I wonder about the cost... in that time gas was cents a litre, now it is 1.42. Energy prices are much higher. David Hendsbee wants to do the district heating plant and use the heat to keep sidewalks clear, but I am not sure the cost/benefit ratio is there. How much is the capital cost, then how much is the cost to run it, vs just paying to plow? I think it would be cheaper to just increase the snow removal budget, but that is just a my gut, no figures at all.

ILoveHalifax Jan 6, 2014 12:25 PM

How about solar to heat the sidewalks?

beyeas Jan 6, 2014 12:28 PM

The times that I have seen this work had more to do with what would otherwise have been truly industrial "waste" hot water, rather than water heated for this purpose.
Best example I have seen is when I visited Golden Colorado, where Coors was originally just dumping the hot waste water from their plant (I'll beat you to the punch and point out that Coors light is also known as warm waste water) and using it to warm both the streets and the sidewalks. In their case I am sure it is helped along by the fact that I think the National Renewable Energy Lab is located in Golden.

Waye Mason Jan 6, 2014 2:23 PM

Quote:

Originally Posted by beyeas (Post 6395275)
The times that I have seen this work had more to do with what would otherwise have been truly industrial "waste" hot water, rather than water heated for this purpose.
Best example I have seen is when I visited Golden Colorado, where Coors was originally just dumping the hot waste water from their plant (I'll beat you to the punch and point out that Coors light is also known as warm waste water) and using it to warm both the streets and the sidewalks. In their case I am sure it is helped along by the fact that I think the National Renewable Energy Lab is located in Golden.

Some ESET instructors at NSCC told me that the boilers at Tufts Cove sink enough heat into the Narrows to heat 30,000 homes. It would be more attractive to me to figure out the engineering to drive the heat over to Halifax from an existing site, though not sure you can move it several miles efficiently.

eastcoastal Jan 6, 2014 4:36 PM

Quote:

Originally Posted by Drybrain (Post 6394388)
This CBC doc (the gist of which is that Canadians, despite being northerners, are wimps about winter) has a segment about Scandinavian sidewalk culture and their heated sidewalks. It's at about 29:40.
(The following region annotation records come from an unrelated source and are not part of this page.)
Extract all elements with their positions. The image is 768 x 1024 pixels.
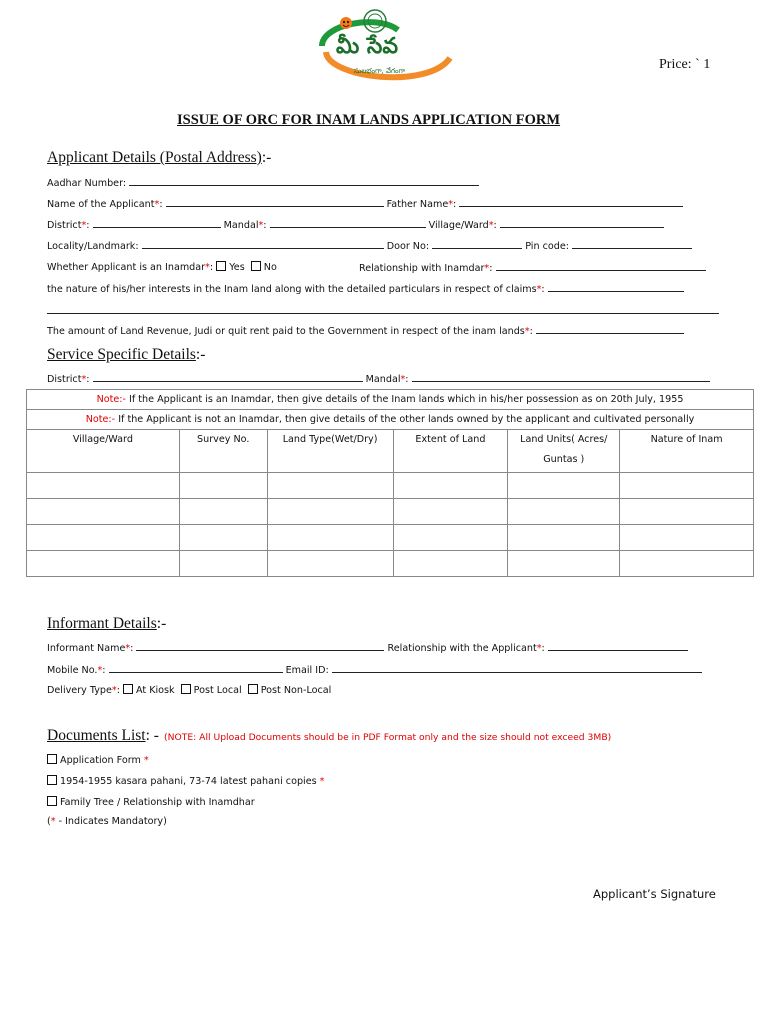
doc-checkbox[interactable] [47,754,57,764]
table-row[interactable] [27,525,754,551]
mobile-field[interactable] [109,663,283,673]
district-row: District*: Mandal*: Village/Ward*: [47,218,664,231]
service-mandal-field[interactable] [412,372,710,382]
interests-field-2[interactable] [47,303,719,314]
delivery-row: Delivery Type*: At Kiosk Post Local Post Non-Local [47,685,332,696]
table-row[interactable] [27,473,754,499]
interests-row: the nature of his/her interests in the Inam land along with the detailed particulars in respect of claims*: [47,282,684,295]
informant-name-field[interactable] [136,641,384,651]
col-survey: Survey No. [179,430,267,473]
post-local-checkbox[interactable] [181,684,191,694]
aadhar-field[interactable] [129,176,479,186]
kiosk-checkbox[interactable] [123,684,133,694]
inamdar-no-checkbox[interactable] [251,261,261,271]
revenue-field[interactable] [536,324,684,334]
service-heading: Service Specific Details:- [47,346,206,363]
interests-field[interactable] [548,282,684,292]
page-title: ISSUE OF ORC FOR INAM LANDS APPLICATION FORM [177,112,561,128]
inamdar-row: Whether Applicant is an Inamdar*: Yes No [47,262,277,273]
table-header [27,430,754,473]
mandatory-legend: (* - Indicates Mandatory) [47,816,167,827]
logo-tagline: సులభంగా, వేగంగా [354,67,406,75]
name-row: Name of the Applicant*: Father Name*: [47,197,683,210]
documents-note: (NOTE: All Upload Documents should be in PDF Format only and the size should not exceed 3MB) [164,732,612,743]
informant-name-row: Informant Name*: Relationship with the Applicant*: [47,641,688,654]
locality-field[interactable] [142,239,384,249]
note-row-non-inamdar: Note:- If the Applicant is not an Inamdar, then give details of the other lands owned by the applicant and cultivated personally [27,410,754,430]
doc-checkbox[interactable] [47,775,57,785]
doc-checkbox[interactable] [47,796,57,806]
door-field[interactable] [432,239,522,249]
post-nonlocal-checkbox[interactable] [248,684,258,694]
service-district-field[interactable] [93,372,363,382]
applicant-heading: Applicant Details (Postal Address):- [47,149,272,166]
locality-row: Locality/Landmark: Door No: Pin code: [47,239,692,252]
documents-heading: Documents List: - (NOTE: All Upload Documents should be in PDF Format only and the size should not exceed 3MB) [47,727,612,744]
relationship-field[interactable] [496,261,706,271]
father-name-field[interactable] [459,197,683,207]
revenue-row: The amount of Land Revenue, Judi or quit rent paid to the Government in respect of the inam lands*: [47,324,684,337]
doc-item-family-tree: Family Tree / Relationship with Inamdhar [47,796,255,808]
col-village: Village/Ward [27,430,180,473]
col-extent: Extent of Land [393,430,508,473]
informant-relationship-field[interactable] [548,641,688,651]
inamdar-yes-checkbox[interactable] [216,261,226,271]
village-field[interactable] [500,218,664,228]
mobile-row: Mobile No.*: Email ID: [47,663,702,676]
informant-heading: Informant Details:- [47,615,167,632]
doc-item-application: Application Form * [47,754,149,766]
table-row[interactable] [27,551,754,577]
doc-item-pahani: 1954-1955 kasara pahani, 73-74 latest pahani copies * [47,775,324,787]
applicant-name-field[interactable] [166,197,384,207]
district-field[interactable] [93,218,221,228]
note-row-inamdar: Note:- If the Applicant is an Inamdar, then give details of the Inam lands which in his/her possession as on 20th July, 1955 [27,390,754,410]
price: Price: ` 1 [659,57,711,72]
col-units: Land Units( Acres/ Guntas ) [508,430,620,473]
table-row[interactable] [27,499,754,525]
relationship-row: Relationship with Inamdar*: [359,261,706,274]
service-district-row: District*: Mandal*: [47,372,710,385]
applicant-signature: Applicant’s Signature [593,887,716,901]
email-field[interactable] [332,663,702,673]
col-nature: Nature of Inam [620,430,754,473]
mandal-field[interactable] [270,218,426,228]
land-details-table [26,389,754,577]
col-land-type: Land Type(Wet/Dry) [267,430,393,473]
aadhar-row: Aadhar Number: [47,176,479,189]
smiley-icon [340,17,352,29]
logo-text: మీ సేవ [336,34,399,59]
pincode-field[interactable] [572,239,692,249]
I love this documentary... I've seen it before, and often wonder at our defeatist attitude about using the outdoors in winter.
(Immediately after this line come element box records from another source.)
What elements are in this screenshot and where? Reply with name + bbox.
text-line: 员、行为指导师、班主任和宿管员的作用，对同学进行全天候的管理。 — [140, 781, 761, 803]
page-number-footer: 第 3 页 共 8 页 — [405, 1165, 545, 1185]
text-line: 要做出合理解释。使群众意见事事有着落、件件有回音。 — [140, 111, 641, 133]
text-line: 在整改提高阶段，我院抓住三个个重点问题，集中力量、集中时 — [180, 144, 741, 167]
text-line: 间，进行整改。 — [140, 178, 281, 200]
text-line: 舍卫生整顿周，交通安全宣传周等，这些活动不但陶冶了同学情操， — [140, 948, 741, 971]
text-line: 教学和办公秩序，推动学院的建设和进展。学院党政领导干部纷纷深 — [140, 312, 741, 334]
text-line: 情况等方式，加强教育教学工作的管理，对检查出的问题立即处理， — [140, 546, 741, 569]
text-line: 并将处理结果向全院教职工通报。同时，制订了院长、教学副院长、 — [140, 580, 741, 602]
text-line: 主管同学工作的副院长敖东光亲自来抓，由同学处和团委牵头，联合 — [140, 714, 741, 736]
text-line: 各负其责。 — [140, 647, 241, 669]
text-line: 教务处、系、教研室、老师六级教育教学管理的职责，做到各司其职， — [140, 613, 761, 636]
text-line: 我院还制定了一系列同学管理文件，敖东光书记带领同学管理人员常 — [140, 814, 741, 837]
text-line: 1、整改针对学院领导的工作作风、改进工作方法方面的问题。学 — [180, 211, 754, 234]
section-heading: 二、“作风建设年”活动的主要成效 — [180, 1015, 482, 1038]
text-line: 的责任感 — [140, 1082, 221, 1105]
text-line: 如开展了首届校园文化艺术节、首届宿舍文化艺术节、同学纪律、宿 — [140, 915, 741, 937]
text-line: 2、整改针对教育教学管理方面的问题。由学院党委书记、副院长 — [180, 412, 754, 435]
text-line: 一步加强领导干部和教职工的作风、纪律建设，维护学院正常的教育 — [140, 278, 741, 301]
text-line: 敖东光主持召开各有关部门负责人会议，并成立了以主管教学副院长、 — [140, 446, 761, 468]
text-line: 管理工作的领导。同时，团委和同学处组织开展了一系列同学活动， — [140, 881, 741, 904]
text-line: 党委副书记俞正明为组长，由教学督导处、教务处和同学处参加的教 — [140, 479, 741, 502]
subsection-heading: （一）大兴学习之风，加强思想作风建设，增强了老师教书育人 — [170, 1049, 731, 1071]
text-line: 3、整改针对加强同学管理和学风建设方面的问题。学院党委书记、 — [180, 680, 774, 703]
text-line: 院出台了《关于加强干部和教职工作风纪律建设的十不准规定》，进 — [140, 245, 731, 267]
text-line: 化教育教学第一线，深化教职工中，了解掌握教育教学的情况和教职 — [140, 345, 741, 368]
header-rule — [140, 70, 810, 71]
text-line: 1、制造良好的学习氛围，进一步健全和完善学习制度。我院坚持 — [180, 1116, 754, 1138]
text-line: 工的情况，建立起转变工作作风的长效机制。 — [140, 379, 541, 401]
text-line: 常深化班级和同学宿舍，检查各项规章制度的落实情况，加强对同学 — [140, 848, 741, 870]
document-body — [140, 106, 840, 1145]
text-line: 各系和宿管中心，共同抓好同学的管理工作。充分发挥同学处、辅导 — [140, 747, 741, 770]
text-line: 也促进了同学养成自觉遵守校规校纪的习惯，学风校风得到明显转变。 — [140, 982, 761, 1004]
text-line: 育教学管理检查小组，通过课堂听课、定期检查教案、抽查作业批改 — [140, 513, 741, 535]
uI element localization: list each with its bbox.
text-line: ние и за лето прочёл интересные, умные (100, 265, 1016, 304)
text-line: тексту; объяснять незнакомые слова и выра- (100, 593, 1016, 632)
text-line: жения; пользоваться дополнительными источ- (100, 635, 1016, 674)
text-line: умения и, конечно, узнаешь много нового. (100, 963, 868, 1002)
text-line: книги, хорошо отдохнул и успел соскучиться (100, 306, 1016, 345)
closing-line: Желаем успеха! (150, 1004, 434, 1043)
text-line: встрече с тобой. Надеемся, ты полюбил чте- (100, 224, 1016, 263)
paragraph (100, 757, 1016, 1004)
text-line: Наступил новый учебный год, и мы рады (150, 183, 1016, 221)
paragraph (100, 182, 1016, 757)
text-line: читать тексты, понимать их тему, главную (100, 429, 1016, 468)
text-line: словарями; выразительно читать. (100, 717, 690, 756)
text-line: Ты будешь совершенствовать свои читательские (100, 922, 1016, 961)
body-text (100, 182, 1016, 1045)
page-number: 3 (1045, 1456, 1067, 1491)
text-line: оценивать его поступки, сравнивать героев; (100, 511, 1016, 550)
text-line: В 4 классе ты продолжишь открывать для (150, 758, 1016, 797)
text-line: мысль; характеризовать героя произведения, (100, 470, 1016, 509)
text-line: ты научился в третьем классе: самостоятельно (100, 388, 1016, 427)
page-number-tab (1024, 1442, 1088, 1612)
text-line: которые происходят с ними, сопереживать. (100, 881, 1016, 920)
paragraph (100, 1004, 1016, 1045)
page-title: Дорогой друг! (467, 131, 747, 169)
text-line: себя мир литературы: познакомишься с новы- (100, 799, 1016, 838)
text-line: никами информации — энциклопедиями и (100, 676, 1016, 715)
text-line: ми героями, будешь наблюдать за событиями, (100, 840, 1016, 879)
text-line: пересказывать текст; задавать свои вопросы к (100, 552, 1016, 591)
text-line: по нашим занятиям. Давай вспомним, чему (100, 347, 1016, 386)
beyeas Jan 6, 2014 6:29 PM

Quote:

Originally Posted by eastcoastal (Post 6395502)
I love this documentary... I've seen it before, and often wonder at our defeatist attitude about using the outdoors in winter.

I have always loved sitting on the patio of pubs/cafes in places like Stockholm and Helsinki during the early/late winter, where they just have a pile of blankets sitting there and you sit outside and have your drink with a blanket wrapped around you. It is awesome, and to them that is nothing big and everyone does it. Canada likes to think it is tough about winter, but we are pansies compared to people from nordic countries!

JET Jan 6, 2014 7:23 PM

Quote:

Originally Posted by ILoveHalifax (Post 6395273)
How about solar to heat the sidewalks?

maybe solar, or geothermal?

OldDartmouthMark Jan 8, 2014 10:35 PM

Quote:

Originally Posted by JET (Post 6395737)
maybe solar, or geothermal?

The only way I see it working is to use existing or waste heat. In these days of energy awareness I can't see burning fuel to heat the sidewalks being a good choice from a practical or political standpoint. Kinda reminds me of my dad asking me why I wanted him to pay to heat the outdoors if I left the door open when I was a kid. ;)

Also, I have to wonder what happens if the runoff is not managed well - seems like you would be trading one ice problem for another once the water runs off the heated section onto an unheated section.